Pożar na zamku w Łańcucie. W części hotelowo - restauracyjnej łańcuckiego kompleksu zamkowego, pojawiły się kłeby dymu. Palił się strych przylegającej bezpośrednio do bryły zamku oficyny wybudowanej na początku dwudziestego wieku.

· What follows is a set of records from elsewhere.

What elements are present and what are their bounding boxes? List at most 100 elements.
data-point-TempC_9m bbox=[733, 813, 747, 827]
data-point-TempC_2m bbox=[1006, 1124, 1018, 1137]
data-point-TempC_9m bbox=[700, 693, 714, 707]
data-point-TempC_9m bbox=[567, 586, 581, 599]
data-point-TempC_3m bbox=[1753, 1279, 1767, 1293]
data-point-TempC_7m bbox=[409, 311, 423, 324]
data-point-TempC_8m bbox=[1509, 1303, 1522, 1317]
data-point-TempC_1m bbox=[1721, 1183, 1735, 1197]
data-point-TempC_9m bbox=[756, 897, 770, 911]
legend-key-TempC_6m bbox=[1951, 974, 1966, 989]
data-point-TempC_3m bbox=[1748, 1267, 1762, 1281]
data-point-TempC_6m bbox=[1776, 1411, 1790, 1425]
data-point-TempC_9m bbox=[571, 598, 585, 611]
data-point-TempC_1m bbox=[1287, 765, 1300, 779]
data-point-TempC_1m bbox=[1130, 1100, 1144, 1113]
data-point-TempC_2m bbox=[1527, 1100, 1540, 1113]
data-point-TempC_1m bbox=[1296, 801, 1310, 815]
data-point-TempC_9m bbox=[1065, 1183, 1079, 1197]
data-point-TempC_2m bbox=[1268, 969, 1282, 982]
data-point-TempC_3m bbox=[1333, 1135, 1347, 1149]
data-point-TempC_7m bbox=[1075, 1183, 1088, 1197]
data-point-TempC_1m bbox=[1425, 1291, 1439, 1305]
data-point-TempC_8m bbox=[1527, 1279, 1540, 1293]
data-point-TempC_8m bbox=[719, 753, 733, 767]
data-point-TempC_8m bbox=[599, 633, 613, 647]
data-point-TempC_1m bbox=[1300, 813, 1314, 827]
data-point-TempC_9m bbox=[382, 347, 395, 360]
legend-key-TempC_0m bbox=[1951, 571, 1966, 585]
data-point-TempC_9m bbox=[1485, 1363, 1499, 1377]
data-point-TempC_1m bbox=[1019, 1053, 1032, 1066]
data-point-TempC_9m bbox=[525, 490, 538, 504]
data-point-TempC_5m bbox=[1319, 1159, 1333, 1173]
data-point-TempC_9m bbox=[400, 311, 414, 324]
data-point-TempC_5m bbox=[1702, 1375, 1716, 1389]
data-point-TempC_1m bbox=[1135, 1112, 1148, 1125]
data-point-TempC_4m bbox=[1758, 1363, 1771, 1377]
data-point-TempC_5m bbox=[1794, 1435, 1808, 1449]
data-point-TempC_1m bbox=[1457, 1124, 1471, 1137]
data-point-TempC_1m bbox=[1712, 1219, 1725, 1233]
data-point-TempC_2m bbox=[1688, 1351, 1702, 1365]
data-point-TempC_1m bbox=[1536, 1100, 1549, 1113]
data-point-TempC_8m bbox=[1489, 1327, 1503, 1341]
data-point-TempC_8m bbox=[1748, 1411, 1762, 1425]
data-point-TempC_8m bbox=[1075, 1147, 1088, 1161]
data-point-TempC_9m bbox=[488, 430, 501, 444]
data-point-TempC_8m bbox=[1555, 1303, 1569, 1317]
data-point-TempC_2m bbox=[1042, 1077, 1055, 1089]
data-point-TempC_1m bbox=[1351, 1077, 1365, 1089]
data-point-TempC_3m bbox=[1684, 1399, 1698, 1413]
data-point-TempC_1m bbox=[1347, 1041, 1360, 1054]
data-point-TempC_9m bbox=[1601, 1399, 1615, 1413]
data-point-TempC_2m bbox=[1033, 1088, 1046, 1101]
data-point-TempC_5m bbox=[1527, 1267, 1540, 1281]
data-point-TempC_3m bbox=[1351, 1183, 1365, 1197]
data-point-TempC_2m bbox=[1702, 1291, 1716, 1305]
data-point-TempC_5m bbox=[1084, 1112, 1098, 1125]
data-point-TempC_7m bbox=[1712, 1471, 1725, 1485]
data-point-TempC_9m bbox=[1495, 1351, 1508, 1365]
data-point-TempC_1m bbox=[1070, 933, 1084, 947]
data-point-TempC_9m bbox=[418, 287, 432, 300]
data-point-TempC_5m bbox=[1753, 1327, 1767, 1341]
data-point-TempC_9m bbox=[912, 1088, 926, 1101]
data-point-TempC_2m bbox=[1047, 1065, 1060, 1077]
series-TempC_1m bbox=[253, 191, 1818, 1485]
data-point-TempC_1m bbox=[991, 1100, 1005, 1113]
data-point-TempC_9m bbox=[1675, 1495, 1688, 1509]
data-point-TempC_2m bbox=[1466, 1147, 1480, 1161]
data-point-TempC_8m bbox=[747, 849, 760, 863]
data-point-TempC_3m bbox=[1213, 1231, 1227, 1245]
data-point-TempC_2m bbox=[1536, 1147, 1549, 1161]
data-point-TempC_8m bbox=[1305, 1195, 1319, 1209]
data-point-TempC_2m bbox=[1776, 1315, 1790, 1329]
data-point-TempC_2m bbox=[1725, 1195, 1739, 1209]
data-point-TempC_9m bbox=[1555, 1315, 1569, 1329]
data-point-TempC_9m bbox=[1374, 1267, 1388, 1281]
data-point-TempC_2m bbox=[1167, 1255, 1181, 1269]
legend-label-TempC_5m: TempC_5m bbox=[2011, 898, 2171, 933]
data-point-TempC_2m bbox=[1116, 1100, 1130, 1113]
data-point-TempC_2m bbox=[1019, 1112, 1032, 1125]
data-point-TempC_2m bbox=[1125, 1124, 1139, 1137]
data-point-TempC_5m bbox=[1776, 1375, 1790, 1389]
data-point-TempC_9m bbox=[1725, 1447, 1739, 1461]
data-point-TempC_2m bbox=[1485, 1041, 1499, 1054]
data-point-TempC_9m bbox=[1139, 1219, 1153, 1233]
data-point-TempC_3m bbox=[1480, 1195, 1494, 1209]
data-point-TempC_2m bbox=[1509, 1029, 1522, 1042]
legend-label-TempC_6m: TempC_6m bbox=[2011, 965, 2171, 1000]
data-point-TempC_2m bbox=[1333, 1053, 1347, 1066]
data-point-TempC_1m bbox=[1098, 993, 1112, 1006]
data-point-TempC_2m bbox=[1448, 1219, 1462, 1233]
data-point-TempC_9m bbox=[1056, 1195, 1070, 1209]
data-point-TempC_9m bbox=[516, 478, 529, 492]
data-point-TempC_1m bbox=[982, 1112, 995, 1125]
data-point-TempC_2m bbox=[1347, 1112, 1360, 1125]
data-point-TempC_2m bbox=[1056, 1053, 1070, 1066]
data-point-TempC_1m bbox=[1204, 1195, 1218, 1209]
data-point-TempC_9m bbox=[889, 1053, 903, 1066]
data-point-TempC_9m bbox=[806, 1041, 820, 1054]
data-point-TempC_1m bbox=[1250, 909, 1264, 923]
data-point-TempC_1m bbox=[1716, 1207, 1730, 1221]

Na szczęscie ogień zauważony został bardzo szybko i strażacy nie mieli żadnego problemu z opanowaniem żywiołu. Jak powiedział sieci RMF Wit Wojtowicz, dyrektor zamku, pożar strawił około siedemdziesięciu metrów kwadratowych dachu. Dyrektor Wojtowicz podkreśla, że każdy ogień na terenie kompleksu jest bardzo groźny, zwłaszcza taki, który wybucha w bezpośredniej bliskości ekspozycji. Nie jest znana przyczyna pożaru. Straty wstępnie szacowane są na około pięć tysięcy złotych. W akcji brało udział siedemnaście jednostek straży pożarnej.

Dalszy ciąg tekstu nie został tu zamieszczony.